CHERYL RANDECKER: The workers that I trained in China were for Honeywell. The workers that we trained here in the States at—this last group of people were the Sensata workers.
AMY GOODMAN: How did that feel to be training your replacement?
CHERYL RANDECKER: Knowing that you’re going to be completely out of a job and there’s no hope for any job in our area, it was gut-wrenching, because you don’t know where the next point is going to be. I mean, we’re 52 years old. What are we going to do? So, within three weeks—or, not three weeks, three months, my life is going to change as I know it. And to start over at this point in my life is extremely scary.
AMY GOODMAN: But you don’t blame the Chinese workers.
CHERYL RANDECKER: I don’t blame the workers so as much as I blame the governments of both countries.
AMY GOODMAN: Tom, taking this issue to Mitt Romney, how have you done it? Where have you raised your voice?
TOM GAULRAPP: Well, the first thing we did was the employees signed an open letter to Mitt Romney urging him to come to Freeport and to help save our jobs.
AMY GOODMAN: Now, locate Freeport, Illinois, for us.
TOM GAULRAPP: Freeport, Illinois, is about two hours west of Chicago and about 20 miles south of the Wisconsin border, so it’s really in the northwestern corner of the area, of Illinois. And the economy there is really bad. So, after we wrote the open letter, we did petition drives to congressmen. We did a petition drive to—which was delivered to the Bain Capital headquarters in Evanston, Illinois. And we attempted to bring the open letter to the Romney campaign headquarters after they repeatedly said that they were unaware of the situation. At every stop when we had to—tried to have contact with them, they locked us out of the building. At the one campaign headquarters outside of Madison, Wisconsin, they called the police on us. So then we tried to ratchet it up, and we actually went to a Romney event, campaign event, in Bettendorf, Iowa, where we politely asked him to come to Freeport, Illinois, and help save our jobs. And our response there was we were also forcibly removed from there. So, we decided to ratchet up even more, and that’s why we’re here.

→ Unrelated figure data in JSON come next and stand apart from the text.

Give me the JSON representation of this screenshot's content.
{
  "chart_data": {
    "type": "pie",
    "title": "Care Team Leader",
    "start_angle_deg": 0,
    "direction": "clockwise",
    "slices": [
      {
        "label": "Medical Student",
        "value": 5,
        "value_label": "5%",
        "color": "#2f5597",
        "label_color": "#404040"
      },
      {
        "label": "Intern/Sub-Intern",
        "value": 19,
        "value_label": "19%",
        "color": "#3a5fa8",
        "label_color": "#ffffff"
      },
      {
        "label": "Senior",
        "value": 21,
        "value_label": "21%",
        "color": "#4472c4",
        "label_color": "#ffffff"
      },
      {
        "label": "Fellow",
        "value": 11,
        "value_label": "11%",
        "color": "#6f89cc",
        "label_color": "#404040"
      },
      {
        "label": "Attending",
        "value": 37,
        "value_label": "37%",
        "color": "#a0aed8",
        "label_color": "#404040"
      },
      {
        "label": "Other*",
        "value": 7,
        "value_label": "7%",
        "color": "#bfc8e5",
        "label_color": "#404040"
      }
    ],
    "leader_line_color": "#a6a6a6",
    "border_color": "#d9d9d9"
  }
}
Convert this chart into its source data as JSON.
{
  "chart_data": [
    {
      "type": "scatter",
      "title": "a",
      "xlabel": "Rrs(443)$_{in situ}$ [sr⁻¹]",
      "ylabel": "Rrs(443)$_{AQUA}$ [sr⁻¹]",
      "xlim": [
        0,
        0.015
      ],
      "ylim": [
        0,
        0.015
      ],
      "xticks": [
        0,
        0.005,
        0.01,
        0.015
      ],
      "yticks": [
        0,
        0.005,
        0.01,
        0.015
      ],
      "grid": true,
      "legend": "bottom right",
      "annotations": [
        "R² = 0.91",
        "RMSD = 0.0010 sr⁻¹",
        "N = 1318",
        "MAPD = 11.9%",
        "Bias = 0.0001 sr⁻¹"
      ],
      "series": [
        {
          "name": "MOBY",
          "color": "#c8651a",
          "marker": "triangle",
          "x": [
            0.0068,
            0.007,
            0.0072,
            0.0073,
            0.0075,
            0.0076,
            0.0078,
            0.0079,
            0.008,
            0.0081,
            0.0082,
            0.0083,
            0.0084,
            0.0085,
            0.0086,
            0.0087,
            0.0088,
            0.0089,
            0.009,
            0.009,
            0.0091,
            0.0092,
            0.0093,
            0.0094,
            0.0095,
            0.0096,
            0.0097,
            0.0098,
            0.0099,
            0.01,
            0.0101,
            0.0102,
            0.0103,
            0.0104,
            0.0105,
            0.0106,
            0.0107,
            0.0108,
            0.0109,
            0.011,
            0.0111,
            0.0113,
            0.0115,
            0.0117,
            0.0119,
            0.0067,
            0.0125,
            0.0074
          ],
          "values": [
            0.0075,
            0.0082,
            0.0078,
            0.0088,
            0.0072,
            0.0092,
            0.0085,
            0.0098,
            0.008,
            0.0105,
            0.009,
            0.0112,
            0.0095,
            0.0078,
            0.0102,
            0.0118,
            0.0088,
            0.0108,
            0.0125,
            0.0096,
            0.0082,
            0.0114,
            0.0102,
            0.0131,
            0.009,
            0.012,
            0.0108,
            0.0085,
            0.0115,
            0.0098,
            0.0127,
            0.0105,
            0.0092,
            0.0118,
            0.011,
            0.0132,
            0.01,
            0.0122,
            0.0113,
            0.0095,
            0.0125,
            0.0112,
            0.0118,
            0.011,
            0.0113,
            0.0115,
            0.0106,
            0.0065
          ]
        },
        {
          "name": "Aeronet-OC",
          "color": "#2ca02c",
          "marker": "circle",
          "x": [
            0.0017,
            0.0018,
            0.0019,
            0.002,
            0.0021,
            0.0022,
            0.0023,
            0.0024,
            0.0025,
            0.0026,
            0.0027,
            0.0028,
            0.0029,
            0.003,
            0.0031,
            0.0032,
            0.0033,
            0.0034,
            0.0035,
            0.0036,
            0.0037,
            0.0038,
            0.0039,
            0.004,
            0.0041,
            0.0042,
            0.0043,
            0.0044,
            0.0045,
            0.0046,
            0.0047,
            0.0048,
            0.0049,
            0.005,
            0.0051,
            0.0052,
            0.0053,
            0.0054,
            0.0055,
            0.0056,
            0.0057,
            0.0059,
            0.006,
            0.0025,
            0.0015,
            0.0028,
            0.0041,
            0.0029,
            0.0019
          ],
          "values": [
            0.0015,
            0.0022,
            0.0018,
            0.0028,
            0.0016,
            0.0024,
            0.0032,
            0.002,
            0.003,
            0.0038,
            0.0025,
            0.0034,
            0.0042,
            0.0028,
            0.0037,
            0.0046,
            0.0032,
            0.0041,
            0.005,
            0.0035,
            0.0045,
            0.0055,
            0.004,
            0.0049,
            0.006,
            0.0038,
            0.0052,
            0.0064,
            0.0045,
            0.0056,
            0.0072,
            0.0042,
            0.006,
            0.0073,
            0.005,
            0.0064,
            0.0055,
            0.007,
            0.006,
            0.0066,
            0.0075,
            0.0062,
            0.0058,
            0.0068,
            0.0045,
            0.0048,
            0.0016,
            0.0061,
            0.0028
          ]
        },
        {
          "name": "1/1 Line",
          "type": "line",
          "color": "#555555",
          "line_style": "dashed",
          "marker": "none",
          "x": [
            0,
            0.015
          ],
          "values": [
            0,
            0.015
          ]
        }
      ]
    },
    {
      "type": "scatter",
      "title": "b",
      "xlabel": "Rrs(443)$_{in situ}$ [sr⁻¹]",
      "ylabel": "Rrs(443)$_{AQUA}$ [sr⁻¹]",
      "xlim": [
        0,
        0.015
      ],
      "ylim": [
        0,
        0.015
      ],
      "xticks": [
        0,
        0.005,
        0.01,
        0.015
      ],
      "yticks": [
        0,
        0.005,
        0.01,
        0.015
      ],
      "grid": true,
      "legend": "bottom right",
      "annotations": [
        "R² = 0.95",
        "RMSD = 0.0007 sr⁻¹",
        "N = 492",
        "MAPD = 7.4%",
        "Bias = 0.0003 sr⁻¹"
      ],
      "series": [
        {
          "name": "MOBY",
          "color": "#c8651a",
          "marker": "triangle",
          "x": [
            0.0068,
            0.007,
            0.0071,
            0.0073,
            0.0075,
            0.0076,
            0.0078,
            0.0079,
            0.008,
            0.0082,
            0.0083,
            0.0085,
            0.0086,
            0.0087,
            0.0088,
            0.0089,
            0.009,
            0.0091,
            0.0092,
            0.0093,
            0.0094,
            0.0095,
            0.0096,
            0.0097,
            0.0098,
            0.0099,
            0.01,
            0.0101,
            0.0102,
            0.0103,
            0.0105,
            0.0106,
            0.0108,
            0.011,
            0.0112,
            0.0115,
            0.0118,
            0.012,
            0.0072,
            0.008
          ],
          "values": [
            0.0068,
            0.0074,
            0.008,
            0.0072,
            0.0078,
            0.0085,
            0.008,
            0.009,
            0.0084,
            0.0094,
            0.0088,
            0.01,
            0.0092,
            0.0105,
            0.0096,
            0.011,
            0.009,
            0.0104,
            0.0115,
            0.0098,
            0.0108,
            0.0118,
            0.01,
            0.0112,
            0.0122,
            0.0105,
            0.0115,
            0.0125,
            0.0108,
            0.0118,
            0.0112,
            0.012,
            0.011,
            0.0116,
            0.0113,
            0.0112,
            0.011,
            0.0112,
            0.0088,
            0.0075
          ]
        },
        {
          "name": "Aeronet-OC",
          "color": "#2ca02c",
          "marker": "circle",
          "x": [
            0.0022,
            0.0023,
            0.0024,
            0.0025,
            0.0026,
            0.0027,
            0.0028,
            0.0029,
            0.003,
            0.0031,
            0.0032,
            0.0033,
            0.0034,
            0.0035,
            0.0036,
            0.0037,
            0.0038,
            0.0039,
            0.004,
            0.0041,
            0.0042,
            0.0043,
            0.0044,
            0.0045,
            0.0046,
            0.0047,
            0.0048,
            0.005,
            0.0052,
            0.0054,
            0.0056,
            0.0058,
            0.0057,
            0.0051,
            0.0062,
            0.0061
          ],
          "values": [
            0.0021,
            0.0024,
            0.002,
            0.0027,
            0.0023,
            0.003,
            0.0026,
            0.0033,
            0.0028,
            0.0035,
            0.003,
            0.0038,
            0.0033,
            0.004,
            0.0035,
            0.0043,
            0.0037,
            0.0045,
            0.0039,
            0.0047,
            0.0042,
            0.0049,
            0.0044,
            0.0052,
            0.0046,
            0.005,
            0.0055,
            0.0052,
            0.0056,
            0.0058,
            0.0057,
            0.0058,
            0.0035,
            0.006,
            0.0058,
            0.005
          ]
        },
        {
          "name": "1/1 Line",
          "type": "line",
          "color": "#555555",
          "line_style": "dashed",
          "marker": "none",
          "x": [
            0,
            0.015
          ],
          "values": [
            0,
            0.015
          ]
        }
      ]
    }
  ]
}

AMY GOODMAN: Talk about the supporters of Mitt Romney when you come to events where he is, what their response is to you?
TOM GAULRAPP: Well, you know, we’re there trying to save our jobs, and we were called communists. For trying to save our jobs from going to China from the United States, we were called communists. They—if there hadn’t been a large police group in there, I’m sure we would have been more threatened. They started this "U.S.A." chant. It’s like, yes, we’re all for the U.S.A., too. That’s what we’re trying to do here. We’re trying to keep well-paying manufacturing jobs from being moved out of this country to China. And they make it sound like we’re not patriotic. And it boggles the mind as to what they’re thinking.